Cultura

Storie di deportazione ed emigrazione politica nel Regno d’Italia

L’inferno della deportazione civile italiana. Il 25 agosto 1863 entrò in vigore il Regolamento di attuazione della Legge 15 agosto 1863, primo atto della DEPORTAZIONE di civili in Italia che alcuni anni dopo, con le teorie di Cesare Lombroso, assunse connotazione razziale. “È urgente chiedersi perché hanno taciuto, e cosa aspettarsi dalle generazioni di governanti italiani che hanno coperto la vergogna e l’infamia della deportazione di civili messa in atto 60 anni prima della deportazione razziale tedesca. Lo stato italiano, in nome dell’unità, festeggia la guerra civile e gli eccidi dell’esercito ordinata dai governi unitari contro le popolazioni civili delle province meridionali?

Quale mostro domina la politica, le istituzioni, i governi italiani che da più di 150 anni non vogliono ammettere l’immane tragedia, il crimine contro l’uomo di una intera classe politica e militare? Urge abbandonare la retorica statalista e pretendere verità dai governi, urge studiare i documenti dell’epoca e conoscere i fatti reali, urge conoscere vicende storiche gravi e drammatiche che videro protagonisti i governanti post unitari”. Il 25 agosto di ogni anno è il giorno della memoria per gli italiani, mai più deportati.

Un colpo di stato mascherato con il parlamento esautorato dall’esecutivo (ho letto molti, ma molti atti parlamentari del 1861 al 1872 per dire questo), infatti i primi governi Garibaldi, Farini furono detti “dittatoriali” per l’accentramento dei poteri. La coattazione di popolazione civile, famiglie intere, un vero inferno per uomini, donne, bambini, lattanti. Solo leggendo i documenti provenienti dal ministero dell’Interno e la burocrazia prodotta da Prefetti e Delegati del governo siamo giunti alle considerazioni appena dette.

Fu la deportazione politica di massa del Regno, fu massiccio confino politico sin dal 1863 perchè furono confinati gli avversari fiancheggiatori de “reagenti” al nuovo regime. E’ l’agire politico a livello di esecutivo, del governo, che produsse il confino coatto e tutte le conseguenze che ne derivarono, le tante iniziative per la deportazione all’estero e infine l’emigrazione, i deportati non avevano una tessera o una fede politica di partito.

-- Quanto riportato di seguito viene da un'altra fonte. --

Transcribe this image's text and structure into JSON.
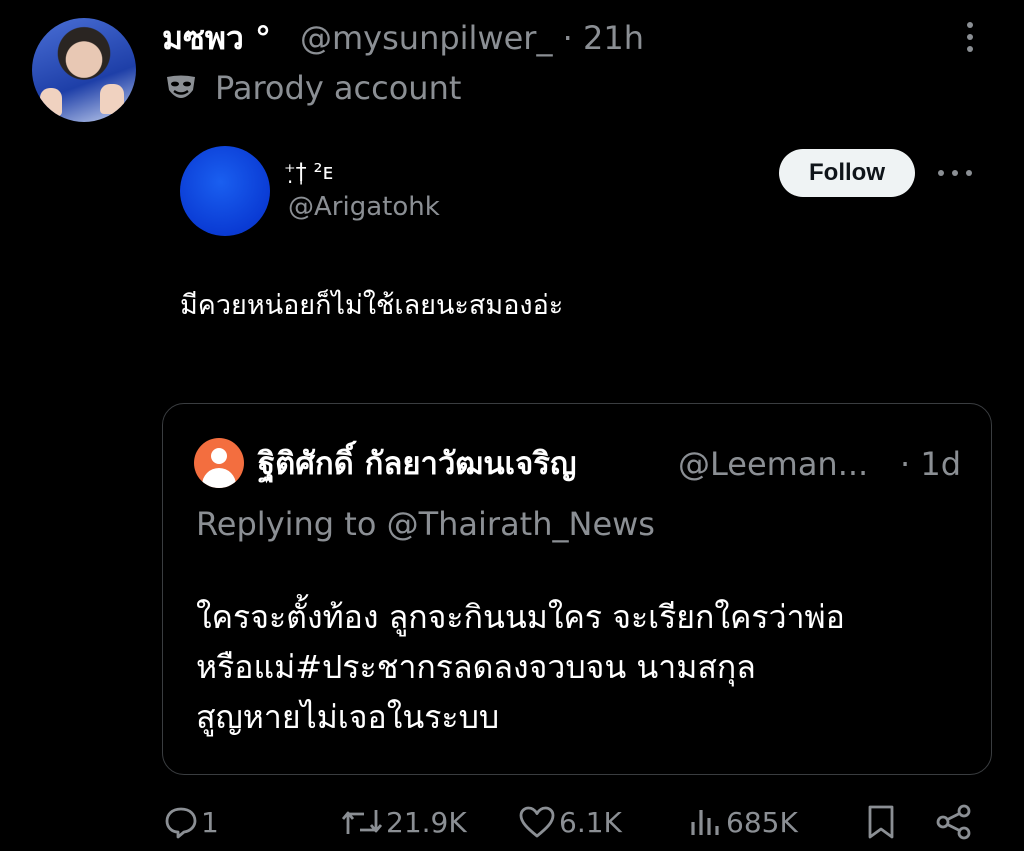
{
  "tweet": {
    "display_name": "มซพว °",
    "handle_time": "@mysunpilwer_ · 21h",
    "label": "Parody account"
  },
  "embedded": {
    "name": "⁺̣†̩ ²ᴇ",
    "handle": "@Arigatohk",
    "follow_label": "Follow",
    "text": "มีควยหน่อยก็ไม่ใช้เลยนะสมองอ่ะ"
  },
  "quote": {
    "name": "ฐิติศักดิ์ กัลยาวัฒนเจริญ",
    "handle": "@Leeman...",
    "time": "· 1d",
    "replying": "Replying to @Thairath_News",
    "lines": [
      "ใครจะตั้งท้อง ลูกจะกินนมใคร จะเรียกใครว่าพ่อ",
      "หรือแม่#ประชากรลดลงจวบจน นามสกุล",
      "สูญหายไม่เจอในระบบ"
    ]
  },
  "actions": {
    "replies": "1",
    "reposts": "21.9K",
    "likes": "6.1K",
    "views": "685K"
  },
  "icons": [
    "more-vertical-icon",
    "theater-mask-icon",
    "more-horizontal-icon",
    "reply-icon",
    "repost-icon",
    "like-icon",
    "views-icon",
    "bookmark-icon",
    "share-icon"
  ]
}
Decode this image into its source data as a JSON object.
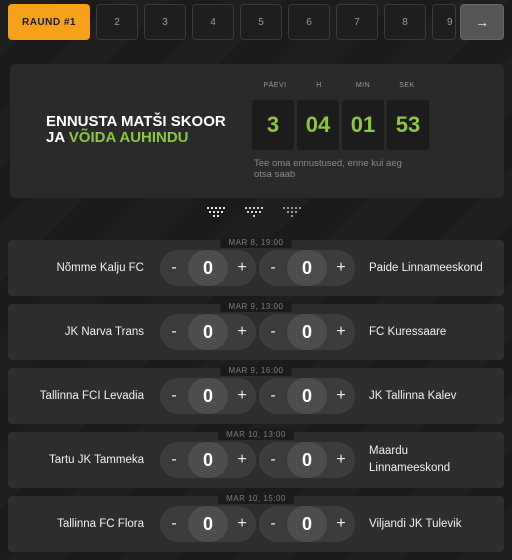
{
  "rounds": {
    "tabs": [
      "RAUND #1",
      "2",
      "3",
      "4",
      "5",
      "6",
      "7",
      "8",
      "9"
    ],
    "active_index": 0,
    "next_label": "→"
  },
  "countdown": {
    "headline_line1": "ENNUSTA MATŠI SKOOR",
    "headline_prefix": "JA ",
    "headline_accent": "VÕIDA AUHINDU",
    "units": [
      {
        "label": "PÄEVI",
        "value": "3"
      },
      {
        "label": "H",
        "value": "04"
      },
      {
        "label": "MIN",
        "value": "01"
      },
      {
        "label": "SEK",
        "value": "53"
      }
    ],
    "note": "Tee oma ennustused, enne kui aeg otsa saab"
  },
  "matches": [
    {
      "date": "MAR 8, 19:00",
      "home": "Nõmme Kalju FC",
      "away": "Paide Linnameeskond",
      "home_score": "0",
      "away_score": "0"
    },
    {
      "date": "MAR 9, 13:00",
      "home": "JK Narva Trans",
      "away": "FC Kuressaare",
      "home_score": "0",
      "away_score": "0"
    },
    {
      "date": "MAR 9, 16:00",
      "home": "Tallinna FCI Levadia",
      "away": "JK Tallinna Kalev",
      "home_score": "0",
      "away_score": "0"
    },
    {
      "date": "MAR 10, 13:00",
      "home": "Tartu JK Tammeka",
      "away": "Maardu Linnameeskond",
      "home_score": "0",
      "away_score": "0"
    },
    {
      "date": "MAR 10, 15:00",
      "home": "Tallinna FC Flora",
      "away": "Viljandi JK Tulevik",
      "home_score": "0",
      "away_score": "0"
    }
  ],
  "stepper": {
    "minus": "-",
    "plus": "+"
  },
  "colors": {
    "accent_orange": "#f7a11a",
    "accent_green": "#8dc63f",
    "panel": "#2d2d2d",
    "background": "#1b1b1b"
  }
}
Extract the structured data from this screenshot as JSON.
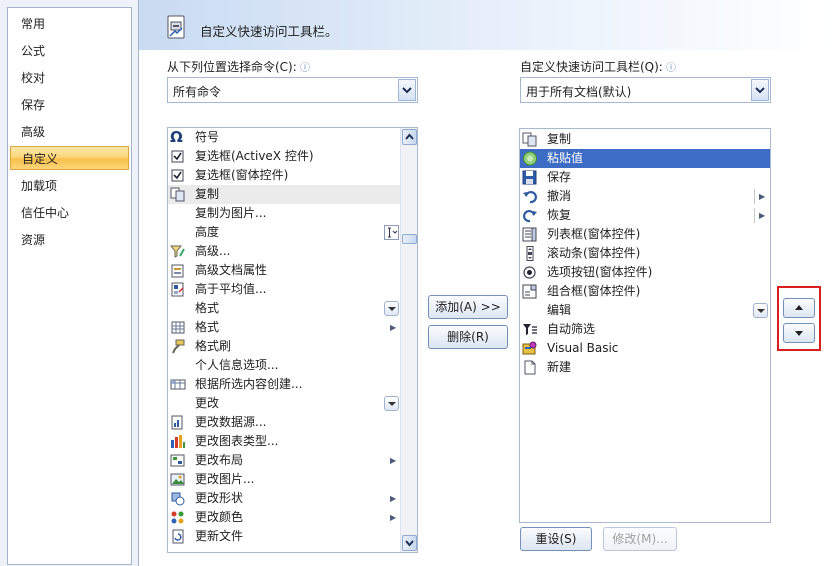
{
  "sidebar": {
    "items": [
      {
        "label": "常用",
        "active": false
      },
      {
        "label": "公式",
        "active": false
      },
      {
        "label": "校对",
        "active": false
      },
      {
        "label": "保存",
        "active": false
      },
      {
        "label": "高级",
        "active": false
      },
      {
        "label": "自定义",
        "active": true
      },
      {
        "label": "加载项",
        "active": false
      },
      {
        "label": "信任中心",
        "active": false
      },
      {
        "label": "资源",
        "active": false
      }
    ]
  },
  "header": {
    "title": "自定义快速访问工具栏。",
    "icon": "toolbar-customize-icon"
  },
  "left": {
    "label": "从下列位置选择命令(C):",
    "dropdown_value": "所有命令",
    "items": [
      {
        "label": "符号",
        "icon": "omega-icon"
      },
      {
        "label": "复选框(ActiveX 控件)",
        "icon": "checkbox-icon"
      },
      {
        "label": "复选框(窗体控件)",
        "icon": "checkbox-icon"
      },
      {
        "label": "复制",
        "icon": "copy-icon"
      },
      {
        "label": "复制为图片...",
        "icon": ""
      },
      {
        "label": "高度",
        "icon": ""
      },
      {
        "label": "高级...",
        "icon": "filter-advanced-icon"
      },
      {
        "label": "高级文档属性",
        "icon": "document-properties-icon"
      },
      {
        "label": "高于平均值...",
        "icon": "above-average-icon"
      },
      {
        "label": "格式",
        "icon": ""
      },
      {
        "label": "格式",
        "icon": "format-grid-icon"
      },
      {
        "label": "格式刷",
        "icon": "format-painter-icon"
      },
      {
        "label": "个人信息选项...",
        "icon": ""
      },
      {
        "label": "根据所选内容创建...",
        "icon": "create-from-selection-icon"
      },
      {
        "label": "更改",
        "icon": ""
      },
      {
        "label": "更改数据源...",
        "icon": "change-data-source-icon"
      },
      {
        "label": "更改图表类型...",
        "icon": "chart-type-icon"
      },
      {
        "label": "更改布局",
        "icon": "change-layout-icon"
      },
      {
        "label": "更改图片...",
        "icon": "change-picture-icon"
      },
      {
        "label": "更改形状",
        "icon": "change-shape-icon"
      },
      {
        "label": "更改颜色",
        "icon": "change-colors-icon"
      },
      {
        "label": "更新文件",
        "icon": "update-file-icon"
      }
    ]
  },
  "right": {
    "label": "自定义快速访问工具栏(Q):",
    "dropdown_value": "用于所有文档(默认)",
    "items": [
      {
        "label": "复制",
        "icon": "copy-icon"
      },
      {
        "label": "粘贴值",
        "icon": "paste-values-icon"
      },
      {
        "label": "保存",
        "icon": "save-icon"
      },
      {
        "label": "撤消",
        "icon": "undo-icon"
      },
      {
        "label": "恢复",
        "icon": "redo-icon"
      },
      {
        "label": "列表框(窗体控件)",
        "icon": "listbox-icon"
      },
      {
        "label": "滚动条(窗体控件)",
        "icon": "scrollbar-control-icon"
      },
      {
        "label": "选项按钮(窗体控件)",
        "icon": "radio-icon"
      },
      {
        "label": "组合框(窗体控件)",
        "icon": "combobox-icon"
      },
      {
        "label": "编辑",
        "icon": ""
      },
      {
        "label": "自动筛选",
        "icon": "autofilter-icon"
      },
      {
        "label": "Visual Basic",
        "icon": "visual-basic-icon"
      },
      {
        "label": "新建",
        "icon": "new-document-icon"
      }
    ]
  },
  "buttons": {
    "add": "添加(A) >>",
    "remove": "删除(R)",
    "reset": "重设(S)",
    "modify": "修改(M)..."
  },
  "colors": {
    "selection_strong": "#3d6cc4",
    "active_sidebar": "#f8c04a",
    "highlight_border": "#d9201e"
  }
}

Le vite e i destini sradicati e distorti di migliaia di persone aspettano un riconoscimento simbolico che la politica e la società civile Italiana non gli ha mai dato. Ci vorranno molti anni perchè questa scoperta venga capita. Vogliamo farci promotori di una iniziativa di civiltà per istituire un simbolico “giorno della memoria” il 25 aprile (giorno dell’entrata in vigore del regolamento d’attuazione del regio decreto 1409), per ricordare le vittime della deportazione italiana attuata 60 anni prima della nazista con la differenza della schiavitù in miniera, nelle saline o nei campi dei monopoli tabacchi o privati invece delle camere a gas. Schiavi di stato, purtroppo è così. Una parte dei 150.000 documenti segretati erano sotto gli occhi di tutti, bastava cercare negli archivi. Si sa gli storici sono allergici alla polvere degli archivi.

Attendiamo un senso umano e civile di accoglimento e riconoscimento delle persone che non esistono più da oltre 100 anni. Vorremmo leggere i nomi rinvenuti delle 60 donne (solo una piccola parte, sappiamo che arrivarono a 600), deportate all’isola del Giglio, quasi tutte in età fertile, deportate per sradicarne il senso di appartenenza ad una terra, ad una comunità, cancellandole come persone e traslocandole come individui con i loro bambini e i loro lattanti.
Il Giglio è nel nostro immaginario il tragico naufragio del Risorgimento e di un paese naufragato sin dall’inizio dell’unità.